O que são as bases legais, em bom português
Base legal é a "porta de entrada" que autoriza a empresa a usar um dado pessoal. A LGPD lista dez portas no artigo 7º. Para o pequeno e médio negócio, três delas resolvem a maior parte da rotina:
Execução de contrato (art. 7º, V). Se o dado é necessário para cumprir um contrato com o próprio titular, você não precisa pedir consentimento. Exemplo: a loja virtual precisa do endereço do cliente para entregar o produto. Sem endereço, não há entrega — o dado é parte do serviço.
Obrigação legal ou regulatória (art. 7º, II). Quando uma lei manda guardar o dado, a empresa guarda — ponto. Exemplo: dados de funcionários para fins trabalhistas e previdenciários, ou o CPF na nota fiscal. Aqui, pedir consentimento seria até contraditório: o titular não pode "desautorizar" o que a lei exige.
Legítimo interesse (art. 7º, IX). Cobre situações em que a empresa tem um interesse legítimo e o uso do dado é razoável e esperado pelo titular — por exemplo, enviar uma oferta a quem já é cliente. Mas atenção: essa base exige equilíbrio. O artigo 10 da LGPD pede que o uso respeite as expectativas do titular e seus direitos, e o titular pode se opor.

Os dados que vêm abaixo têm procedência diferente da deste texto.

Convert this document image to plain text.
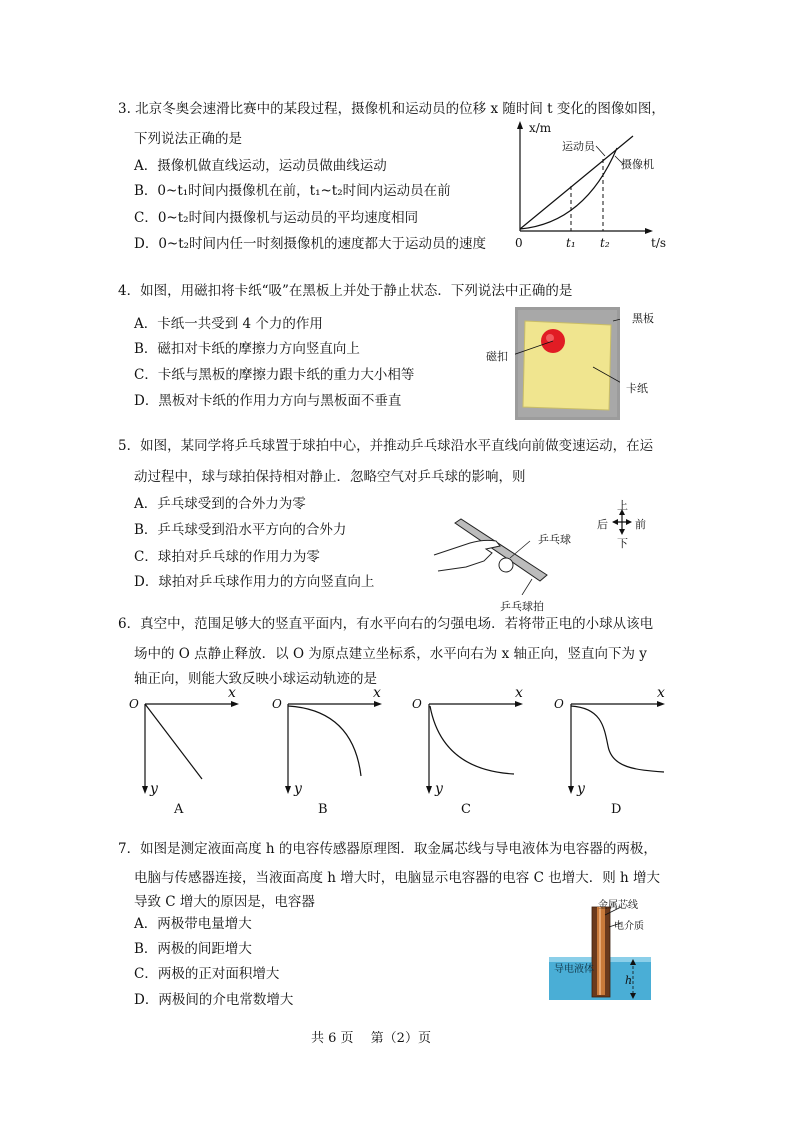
3. 北京冬奥会速滑比赛中的某段过程，摄像机和运动员的位移 x 随时间 t 变化的图像如图，
下列说法正确的是
A．摄像机做直线运动，运动员做曲线运动
B．0~t₁时间内摄像机在前，t₁~t₂时间内运动员在前
C．0~t₂时间内摄像机与运动员的平均速度相同
D．0~t₂时间内任一时刻摄像机的速度都大于运动员的速度
x/m
运动员
摄像机
0	t₁ t₂	t/s
4．如图，用磁扣将卡纸“吸”在黑板上并处于静止状态．下列说法中正确的是
A．卡纸一共受到 4 个力的作用
B．磁扣对卡纸的摩擦力方向竖直向上
C．卡纸与黑板的摩擦力跟卡纸的重力大小相等
D．黑板对卡纸的作用力方向与黑板面不垂直
黑板
磁扣
卡纸
5．如图，某同学将乒乓球置于球拍中心，并推动乒乓球沿水平直线向前做变速运动，在运
动过程中，球与球拍保持相对静止．忽略空气对乒乓球的影响，则
A．乒乓球受到的合外力为零
B．乒乓球受到沿水平方向的合外力
C．球拍对乒乓球的作用力为零
D．球拍对乒乓球作用力的方向竖直向上
乒乓球
乒乓球拍
上
下
后 前
6．真空中，范围足够大的竖直平面内，有水平向右的匀强电场．若将带正电的小球从该电
场中的 O 点静止释放．以 O 为原点建立坐标系，水平向右为 x 轴正向，竖直向下为 y
轴正向，则能大致反映小球运动轨迹的是
O
x
y
A
O
x
y
B
O
x
y
C
O
x
y
D
7．如图是测定液面高度 h 的电容传感器原理图．取金属芯线与导电液体为电容器的两极，
电脑与传感器连接，当液面高度 h 增大时，电脑显示电容器的电容 C 也增大．则 h 增大
导致 C 增大的原因是，电容器
A．两极带电量增大
B．两极的间距增大
C．两极的正对面积增大
D．两极间的介电常数增大
金属芯线
电介质
导电液体
h
共 6 页　 第（2）页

Quando o consentimento é mesmo necessário
O consentimento (art. 7º, I) entra em cena quando nenhuma outra base se encaixa — tipicamente quando o uso do dado é um "extra" que não decorre do contrato nem de lei. Exemplos frequentes:
- Enviar marketing para quem ainda não é cliente e não tem relação com a empresa;
- Compartilhar dados com parceiros para finalidades novas;
- Usar a imagem do cliente em redes sociais.
E ele tem requisitos próprios: pela definição do art. 5º, XII, o consentimento deve ser livre, informado e inequívoco, para uma finalidade determinada. O artigo 8º ainda exige que, se estiver por escrito, venha em cláusula destacada — e o § 4º é direto: autorizações genéricas são nulas.
Os erros mais comuns
A caixinha pré-marcada. Se o formulário já vem com o "aceito receber comunicações" marcado, não há manifestação inequívoca do titular — há silêncio. Consentimento válido exige uma ação positiva de quem consente.

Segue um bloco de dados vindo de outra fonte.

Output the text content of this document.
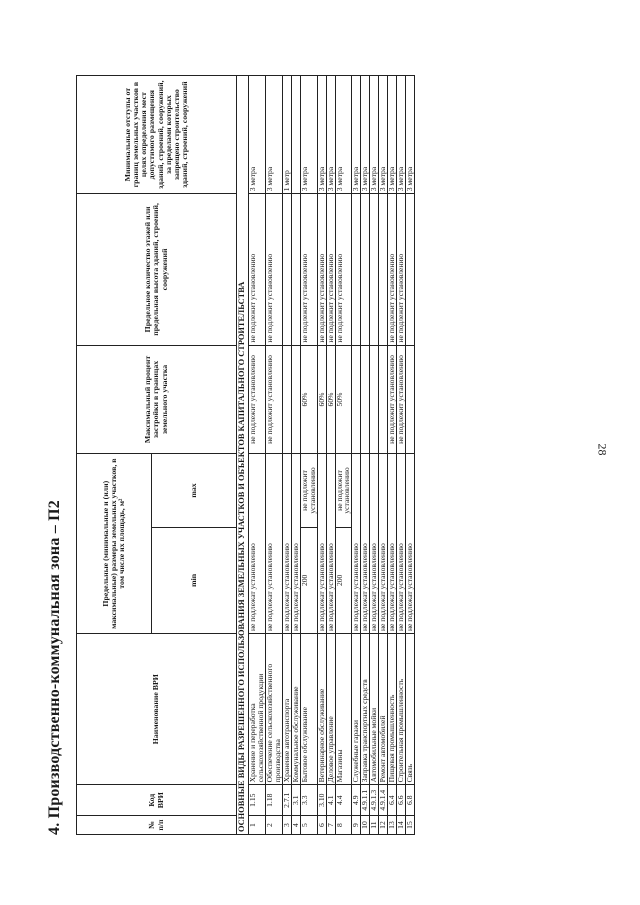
28
4. Производственно-коммунальная зона – П2	№ п/п	Код ВРИ	Наименование ВРИ	Предельные (минимальные и (или) максимальные) размеры земельных участков, в том числе их площадь, м²		Максимальный процент застройки в границах земельного участка	Предельное количество этажей или предельная высота зданий, строений, сооружений	Минимальные отступы от границ земельных участков в целях определения мест допустимого размещения зданий, строений, сооружений, за пределами которых запрещено строительство зданий, строений, сооружений
			min	max			
ОСНОВНЫЕ ВИДЫ РАЗРЕШЕННОГО ИСПОЛЬЗОВАНИЯ ЗЕМЕЛЬНЫХ УЧАСТКОВ И ОБЪЕКТОВ КАПИТАЛЬНОГО СТРОИТЕЛЬСТВА							
1	1.15	Хранение и переработка сельскохозяйственной продукции	не подлежат установлению		не подлежит установлению	не подлежит установлению	3 метра
2	1.18	Обеспечение сельскохозяйственного производства	не подлежат установлению		не подлежит установлению	не подлежит установлению	3 метра
3	2.7.1	Хранение автотранспорта	не подлежат установлению				1 метр
4	3.1	Коммунальное обслуживание	не подлежат установлению				
5	3.3	Бытовое обслуживание	200	не подлежит установлению	60%	не подлежит установлению	3 метра
6	3.10	Ветеринарное обслуживание	не подлежат установлению		60%	не подлежит установлению	3 метра
7	4.1	Деловое управление	не подлежат установлению		60%	не подлежит установлению	3 метра
8	4.4	Магазины	200	не подлежит установлению	50%	не подлежит установлению	3 метра
9	4.9	Служебные гаражи	не подлежат установлению				3 метра
10	4.9.1.1	Заправка транспортных средств	не подлежат установлению				3 метра
11	4.9.1.3	Автомобильные мойки	не подлежат установлению				3 метра
12	4.9.1.4	Ремонт автомобилей	не подлежат установлению				3 метра
13	6.4	Пищевая промышленность	не подлежат установлению		не подлежит установлению	не подлежит установлению	3 метра
14	6.6	Строительная промышленность	не подлежат установлению		не подлежит установлению	не подлежит установлению	3 метра
15	6.8	Связь	не подлежат установлению				3 метра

O consentimento "para tudo". Aquele texto único pedindo autorização "para todas as finalidades da empresa" esbarra no art. 8º, § 4º: sem finalidade determinada, a autorização é considerada nula. Cada finalidade nova pede uma autorização própria.
Condicionar o serviço a um consentimento desnecessário. Se o cliente só consegue comprar aceitando receber publicidade, o consentimento deixa de ser livre.
A curiosidade técnica
Na primeira versão de leis de proteção de dados pelo mundo, o consentimento era tratado como a base "rainha". A LGPD seguiu o modelo mais moderno: no texto do artigo 7º, o consentimento é o inciso I, mas não tem hierarquia sobre os demais — as dez bases estão em pé de igualdade. A escolha certa depende do contexto, não de uma ordem de preferência. Por isso os especialistas repetem: consentimento é a base para quando você realmente precisa perguntar, não um curinga para evitar análise.
Conclusão prática
Antes de sair pedindo autorização para tudo, faça a pergunta certa: "esse dado é necessário para o contrato, exigido por lei, ou é um uso extra?". Só no último caso o consentimento tende a ser o caminho — e, aí sim, ele precisa ser livre, específico e demonstrável. Escolher bem a base legal simplifica a operação e reduz retrabalho.